后疫情时代,针对高危骨髓瘤患者的几点思索
虽然国内抗疫已经取得阶段性胜利,但国际形式非常严峻,不少国家依然疫情肆虐(包括那些月亮比中国“圆”的国家),导致我们国内疫情时有局域性发作,比如目前的四川、黑龙江部分地区。
隆冬时节,寒冷的天气更有利于新冠病毒遗传。这种情况下,我们多发性骨髓瘤患者必须有足够的警惕,患者和家属务必做好个人防护。在新冠病毒还不能完全彻底灭绝之前,我们骨髓瘤患者应该如何去做?对于标危患者而言,我们完全可采取口服药物治疗进行序贯衔接。而对于高危骨髓瘤患者,我们则需要格外慎重。

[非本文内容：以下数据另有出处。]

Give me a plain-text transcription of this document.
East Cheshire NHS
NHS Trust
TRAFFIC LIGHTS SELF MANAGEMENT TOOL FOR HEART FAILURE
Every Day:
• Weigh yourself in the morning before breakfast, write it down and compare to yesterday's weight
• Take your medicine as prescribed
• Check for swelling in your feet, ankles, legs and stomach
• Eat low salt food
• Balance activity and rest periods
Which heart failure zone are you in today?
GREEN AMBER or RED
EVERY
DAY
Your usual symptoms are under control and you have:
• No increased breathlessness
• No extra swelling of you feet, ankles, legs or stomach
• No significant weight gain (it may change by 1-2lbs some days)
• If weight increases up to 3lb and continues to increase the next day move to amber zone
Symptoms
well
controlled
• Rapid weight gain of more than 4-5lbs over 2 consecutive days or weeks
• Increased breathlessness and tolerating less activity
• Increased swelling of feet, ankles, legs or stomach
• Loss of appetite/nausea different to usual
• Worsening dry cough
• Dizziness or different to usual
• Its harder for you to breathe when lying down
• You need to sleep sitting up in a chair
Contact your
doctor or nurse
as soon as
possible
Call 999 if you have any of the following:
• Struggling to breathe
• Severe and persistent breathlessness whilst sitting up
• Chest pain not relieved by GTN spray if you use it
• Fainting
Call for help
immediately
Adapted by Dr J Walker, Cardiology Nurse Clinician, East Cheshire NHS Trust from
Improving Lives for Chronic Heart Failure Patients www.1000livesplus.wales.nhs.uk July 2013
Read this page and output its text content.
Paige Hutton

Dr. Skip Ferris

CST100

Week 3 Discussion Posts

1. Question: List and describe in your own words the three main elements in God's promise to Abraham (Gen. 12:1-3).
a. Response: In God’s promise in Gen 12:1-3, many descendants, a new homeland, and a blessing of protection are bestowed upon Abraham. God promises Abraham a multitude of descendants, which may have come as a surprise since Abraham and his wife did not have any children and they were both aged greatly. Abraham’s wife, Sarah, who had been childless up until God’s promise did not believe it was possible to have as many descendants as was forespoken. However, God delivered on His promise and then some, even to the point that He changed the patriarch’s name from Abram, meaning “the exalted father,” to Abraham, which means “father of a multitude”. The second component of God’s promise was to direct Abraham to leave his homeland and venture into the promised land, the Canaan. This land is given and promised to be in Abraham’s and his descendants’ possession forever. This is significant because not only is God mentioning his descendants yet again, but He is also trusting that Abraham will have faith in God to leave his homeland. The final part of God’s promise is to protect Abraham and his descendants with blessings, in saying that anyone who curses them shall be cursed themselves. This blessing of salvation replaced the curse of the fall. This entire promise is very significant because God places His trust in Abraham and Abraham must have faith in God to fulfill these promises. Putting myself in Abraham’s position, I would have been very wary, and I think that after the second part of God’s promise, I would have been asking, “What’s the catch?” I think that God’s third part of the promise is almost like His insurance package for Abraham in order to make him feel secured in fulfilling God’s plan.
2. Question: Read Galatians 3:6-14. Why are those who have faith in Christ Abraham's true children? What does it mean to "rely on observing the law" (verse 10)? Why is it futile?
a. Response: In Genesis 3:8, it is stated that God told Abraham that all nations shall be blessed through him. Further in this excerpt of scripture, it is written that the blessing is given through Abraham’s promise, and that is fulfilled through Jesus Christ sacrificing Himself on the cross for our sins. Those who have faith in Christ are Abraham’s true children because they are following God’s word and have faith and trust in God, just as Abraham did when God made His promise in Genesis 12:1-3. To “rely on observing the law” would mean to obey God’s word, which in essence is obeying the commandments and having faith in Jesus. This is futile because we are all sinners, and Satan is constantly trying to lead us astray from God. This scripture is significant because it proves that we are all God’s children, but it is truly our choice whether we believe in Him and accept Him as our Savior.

什么是高危患者?目前国际上并没有明确的概念,梅奥诊所对于高危患者的定义也在不断更新。临床上,新药时代,具备以下特点的患者常被视为高危患者:
初诊时存在髓外浆细胞瘤(需除外骨浆细胞瘤及骨旁浆细胞瘤);
初诊时分期为RISS三期;
初诊时存在重度肾功能不全,诱导治疗4疗程无法脱离透析;
初诊时外周血浆细胞比例大于5%;
初诊时存在继发淀粉样变性,且累及心脏和/或肝脏;
诱导治疗2疗程没有获得部分缓解及以上疗效;
诱导治疗缓解后12月内出现疾病复发进展;
疾病复发进展后再诱导治疗无效,或者仅仅短期内有效;
无法耐受标准剂量治疗;
疾病复发进展后出现髓外浆细胞瘤(需除外骨浆细胞瘤及骨旁浆细胞瘤);
病程中血清乳酸脱氢酶无明显诱因异常升高;
存在染色体亚二倍体、1q21扩增阳性(阳性率大于20%)、t(14;20),临床上也被视为高危因素。
患者与上述情况符合项目越多,意味着疾病越高危。初诊时属于标危的患者,在疾病的诊疗过程中也可能发生生物特性转化,成为高危患者。
对于这部分高危患者,我们应该怎么办?这是很多血液专业医师经常思索的问题。针对这个问题,我个人有几点尚不成熟的思索,仅供大家参考。
新药临床试验。如果条件符合入组标准,应该首选参加新药临床试验;新药,往往意味着这是一种患者既往未曾接受过的不同作用机制的药物。“山重水复疑无路,柳暗花明又一村”,不少高危患者尤其是复发难治患者从中获益。
CART治疗。CART治疗是最近十年异军突起的一种细胞免疫治疗,在这个方面,我国学者已经走在了国际前列。虽然限于技术瓶颈问题,其无进展时间无法取得更大突破,但对于高危患者而言,若可获得中位一年左右的无进展生存,也是一个非常值得尝试的选择。
序贯自体造血干细胞移植。若患者条件允许,建议诱导缓解后尽快进行序贯自体移植。多项临床研究证实了序贯自体移植可改善高危患者的临床预后。
异基因造血干细胞移植。虽然异基因移植并非多发性骨髓瘤患者的一线治疗选择,然而,对于多线治疗失败的高危年轻患者,若有合适供者,应该考虑异基因造血干细胞移植。
多种细胞毒性药物的联合治疗。如VDTPACE方案,这个方案对于多线治疗失败的患者及合并髓外浆细胞瘤的患者仍有一定疗效,但疗效无法持续,必须接受其他新型治疗。在新药不可及的时候,VDTPACE方案可用于挽救性治疗。
以上治疗应该如何排序?我个人倾向于序贯自体移植>新药临床试验>CART治疗>多种细胞毒药物的联合治疗>异基因造血干细胞移植,但最终还需结合患者实际病情。比如,一例多发性骨髓瘤继发浆细胞白血病患者,我个人倾向于诱导缓解后进行自体移植——序贯异基因造血干细胞移植的治疗策略。年轻的高危患者应该将异基因造血干细胞移植适当前置,尤其是多线治疗失败且一般状况较好的年轻患者。